Recipe by Chef-Boy-I-Be Illinois
A healthier take on that down home comfort food staple, Salisbury steak, these burgers have lots of taste. The accompanying gravy is wonderful served over mashed potatoes or rice as well as the burgers themselves. This is a favorite of ours.
- 3⁄4 lb ground turkey breast
- 1 (8 ounce) packet Lipton beefy onion soup mix, divided
- 1 tablespoon Worcestershire sauce
- 2 teaspoons Dijon mustard
- 1⁄2 teaspoon ground sage
- 1 tablespoon olive oil
- 1 (8 ounce) jar sliced mushrooms, drained
- 1 cup chicken stock
- 1⁄2 cup dry white wine
- 2 tablespoons cornstarch, dissolved in 1/2 c water
Directions See How It's Made
- Thoroughly combine ground turkey, 1/2 envelope soup mix, Worcestershire sauce, mustard and sage.

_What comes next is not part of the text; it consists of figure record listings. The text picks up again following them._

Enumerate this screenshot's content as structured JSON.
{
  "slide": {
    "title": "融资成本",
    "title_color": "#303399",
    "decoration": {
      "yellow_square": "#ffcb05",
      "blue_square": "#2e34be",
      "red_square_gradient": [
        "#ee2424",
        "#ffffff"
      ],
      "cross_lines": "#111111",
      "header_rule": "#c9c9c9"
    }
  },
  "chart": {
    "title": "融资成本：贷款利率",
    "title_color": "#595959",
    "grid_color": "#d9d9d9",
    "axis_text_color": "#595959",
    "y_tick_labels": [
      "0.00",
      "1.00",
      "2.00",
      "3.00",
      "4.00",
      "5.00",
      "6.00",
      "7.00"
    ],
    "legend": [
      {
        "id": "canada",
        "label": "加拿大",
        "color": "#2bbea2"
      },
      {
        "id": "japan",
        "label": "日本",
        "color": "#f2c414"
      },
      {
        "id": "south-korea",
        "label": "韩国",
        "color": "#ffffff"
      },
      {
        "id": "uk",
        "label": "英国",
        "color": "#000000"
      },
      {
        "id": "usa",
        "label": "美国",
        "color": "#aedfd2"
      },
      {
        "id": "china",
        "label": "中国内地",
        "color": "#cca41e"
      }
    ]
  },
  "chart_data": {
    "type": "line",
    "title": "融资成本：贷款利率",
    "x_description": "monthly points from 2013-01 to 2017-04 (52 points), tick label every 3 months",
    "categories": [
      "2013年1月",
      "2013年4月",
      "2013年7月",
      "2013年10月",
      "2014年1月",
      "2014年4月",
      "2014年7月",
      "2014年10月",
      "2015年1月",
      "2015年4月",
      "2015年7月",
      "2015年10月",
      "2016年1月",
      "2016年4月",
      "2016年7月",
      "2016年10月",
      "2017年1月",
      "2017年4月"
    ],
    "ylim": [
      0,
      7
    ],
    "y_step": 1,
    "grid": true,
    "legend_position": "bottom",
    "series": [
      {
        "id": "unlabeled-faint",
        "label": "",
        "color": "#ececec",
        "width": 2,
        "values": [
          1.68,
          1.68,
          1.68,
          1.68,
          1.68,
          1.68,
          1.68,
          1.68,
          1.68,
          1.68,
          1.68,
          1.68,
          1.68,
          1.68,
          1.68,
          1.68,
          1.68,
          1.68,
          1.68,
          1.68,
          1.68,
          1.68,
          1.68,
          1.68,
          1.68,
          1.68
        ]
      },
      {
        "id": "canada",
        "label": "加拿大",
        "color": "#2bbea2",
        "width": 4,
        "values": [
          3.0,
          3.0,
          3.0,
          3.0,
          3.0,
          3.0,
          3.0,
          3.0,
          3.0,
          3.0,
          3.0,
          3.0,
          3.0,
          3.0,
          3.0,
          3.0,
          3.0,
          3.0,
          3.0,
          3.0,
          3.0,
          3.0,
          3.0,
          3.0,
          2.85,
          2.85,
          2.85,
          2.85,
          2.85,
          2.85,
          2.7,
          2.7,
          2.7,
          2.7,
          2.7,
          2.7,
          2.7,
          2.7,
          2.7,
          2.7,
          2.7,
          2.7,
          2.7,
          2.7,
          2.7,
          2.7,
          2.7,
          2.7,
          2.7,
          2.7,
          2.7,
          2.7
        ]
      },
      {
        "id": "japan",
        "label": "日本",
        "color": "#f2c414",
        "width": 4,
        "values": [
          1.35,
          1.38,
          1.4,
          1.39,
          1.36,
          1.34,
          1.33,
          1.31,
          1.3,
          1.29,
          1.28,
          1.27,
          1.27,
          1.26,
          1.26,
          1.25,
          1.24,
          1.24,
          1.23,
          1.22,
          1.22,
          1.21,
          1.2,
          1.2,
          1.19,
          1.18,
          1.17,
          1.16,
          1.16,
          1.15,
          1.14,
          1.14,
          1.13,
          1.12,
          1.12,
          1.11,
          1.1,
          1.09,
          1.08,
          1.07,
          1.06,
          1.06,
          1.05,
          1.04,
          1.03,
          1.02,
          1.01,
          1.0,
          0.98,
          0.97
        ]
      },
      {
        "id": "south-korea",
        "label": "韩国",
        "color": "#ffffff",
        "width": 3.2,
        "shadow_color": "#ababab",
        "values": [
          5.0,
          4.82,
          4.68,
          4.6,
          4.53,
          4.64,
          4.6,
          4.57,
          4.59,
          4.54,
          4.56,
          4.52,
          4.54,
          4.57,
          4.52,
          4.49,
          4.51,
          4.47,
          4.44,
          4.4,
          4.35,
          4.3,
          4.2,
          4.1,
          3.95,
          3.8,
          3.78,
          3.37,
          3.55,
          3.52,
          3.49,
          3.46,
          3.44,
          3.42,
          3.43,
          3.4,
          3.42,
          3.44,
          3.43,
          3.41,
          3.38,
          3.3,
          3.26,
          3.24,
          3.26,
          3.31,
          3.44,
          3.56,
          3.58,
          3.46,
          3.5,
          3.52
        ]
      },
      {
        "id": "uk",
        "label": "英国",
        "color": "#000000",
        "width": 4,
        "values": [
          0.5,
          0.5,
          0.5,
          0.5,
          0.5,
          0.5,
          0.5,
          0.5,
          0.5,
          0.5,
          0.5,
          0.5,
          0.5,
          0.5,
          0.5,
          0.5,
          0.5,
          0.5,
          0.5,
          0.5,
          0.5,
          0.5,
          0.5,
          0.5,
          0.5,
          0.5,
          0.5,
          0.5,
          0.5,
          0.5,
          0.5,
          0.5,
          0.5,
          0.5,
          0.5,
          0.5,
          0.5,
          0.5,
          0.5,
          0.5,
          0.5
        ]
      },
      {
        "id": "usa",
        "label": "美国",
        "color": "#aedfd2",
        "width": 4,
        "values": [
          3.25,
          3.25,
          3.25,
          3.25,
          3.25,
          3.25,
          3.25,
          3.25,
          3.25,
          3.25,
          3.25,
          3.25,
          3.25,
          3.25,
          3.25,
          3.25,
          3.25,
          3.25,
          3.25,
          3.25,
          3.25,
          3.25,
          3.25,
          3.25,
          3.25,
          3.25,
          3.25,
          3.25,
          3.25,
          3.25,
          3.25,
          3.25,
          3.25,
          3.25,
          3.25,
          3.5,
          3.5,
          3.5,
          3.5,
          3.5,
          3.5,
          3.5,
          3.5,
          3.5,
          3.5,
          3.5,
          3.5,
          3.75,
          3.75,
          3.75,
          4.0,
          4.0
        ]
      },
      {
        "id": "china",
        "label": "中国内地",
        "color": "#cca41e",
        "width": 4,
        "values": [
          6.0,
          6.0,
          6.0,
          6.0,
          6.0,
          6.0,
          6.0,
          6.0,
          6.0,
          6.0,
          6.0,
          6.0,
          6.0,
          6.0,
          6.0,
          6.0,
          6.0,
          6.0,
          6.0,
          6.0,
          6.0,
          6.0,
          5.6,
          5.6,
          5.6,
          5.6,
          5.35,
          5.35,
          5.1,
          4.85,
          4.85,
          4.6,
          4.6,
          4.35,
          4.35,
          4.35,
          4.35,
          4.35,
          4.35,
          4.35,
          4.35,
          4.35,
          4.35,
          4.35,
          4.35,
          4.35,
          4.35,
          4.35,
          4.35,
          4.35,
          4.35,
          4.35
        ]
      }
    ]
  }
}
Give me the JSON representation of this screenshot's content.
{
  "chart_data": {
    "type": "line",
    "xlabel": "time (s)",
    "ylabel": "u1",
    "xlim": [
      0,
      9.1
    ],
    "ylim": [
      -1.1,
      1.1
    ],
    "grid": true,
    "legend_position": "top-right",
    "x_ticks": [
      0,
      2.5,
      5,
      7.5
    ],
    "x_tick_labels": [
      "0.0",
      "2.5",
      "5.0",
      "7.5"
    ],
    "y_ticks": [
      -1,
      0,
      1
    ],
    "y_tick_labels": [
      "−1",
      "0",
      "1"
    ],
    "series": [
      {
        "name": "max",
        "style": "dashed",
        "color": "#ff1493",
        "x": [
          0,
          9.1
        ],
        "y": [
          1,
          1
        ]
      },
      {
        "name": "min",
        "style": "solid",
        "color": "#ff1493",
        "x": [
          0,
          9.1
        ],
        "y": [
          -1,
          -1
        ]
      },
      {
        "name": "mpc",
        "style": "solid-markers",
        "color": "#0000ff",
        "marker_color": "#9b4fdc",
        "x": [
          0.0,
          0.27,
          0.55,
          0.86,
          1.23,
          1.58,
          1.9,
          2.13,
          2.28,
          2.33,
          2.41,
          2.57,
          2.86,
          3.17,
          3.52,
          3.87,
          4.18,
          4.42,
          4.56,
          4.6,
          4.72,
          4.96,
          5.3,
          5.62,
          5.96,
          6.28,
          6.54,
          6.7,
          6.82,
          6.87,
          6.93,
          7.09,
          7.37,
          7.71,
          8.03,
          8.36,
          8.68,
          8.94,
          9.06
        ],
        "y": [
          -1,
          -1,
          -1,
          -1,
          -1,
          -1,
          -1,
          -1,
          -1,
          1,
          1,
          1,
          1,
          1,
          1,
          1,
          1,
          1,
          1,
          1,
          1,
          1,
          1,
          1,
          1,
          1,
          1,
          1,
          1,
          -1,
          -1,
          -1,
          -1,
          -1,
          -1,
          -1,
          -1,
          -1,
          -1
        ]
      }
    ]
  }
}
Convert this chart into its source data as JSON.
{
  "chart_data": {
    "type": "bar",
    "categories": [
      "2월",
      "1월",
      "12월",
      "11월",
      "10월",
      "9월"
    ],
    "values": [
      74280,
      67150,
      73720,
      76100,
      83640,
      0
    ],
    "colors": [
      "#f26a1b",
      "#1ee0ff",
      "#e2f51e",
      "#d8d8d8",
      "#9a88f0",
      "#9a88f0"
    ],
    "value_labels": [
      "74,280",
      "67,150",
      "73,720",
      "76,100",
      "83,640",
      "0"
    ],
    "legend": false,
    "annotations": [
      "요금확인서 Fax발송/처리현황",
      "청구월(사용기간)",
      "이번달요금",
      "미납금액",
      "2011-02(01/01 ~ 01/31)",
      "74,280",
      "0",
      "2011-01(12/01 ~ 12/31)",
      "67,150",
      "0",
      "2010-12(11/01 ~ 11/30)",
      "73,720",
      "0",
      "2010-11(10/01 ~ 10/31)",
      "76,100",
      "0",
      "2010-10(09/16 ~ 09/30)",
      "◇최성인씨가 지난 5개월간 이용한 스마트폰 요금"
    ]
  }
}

- Shape into 2 oval patties 3/4 inch thick.
- Brown both sides in olive oil.
- Add chicken stock, wine, mushrooms and remaining soup mix.
- Cover and simmer for 15 minutes until patties are cooked through.
- Remove patties and add corn starch mixture to liquid until the gravy thickens up. May have to add more or less to your preference.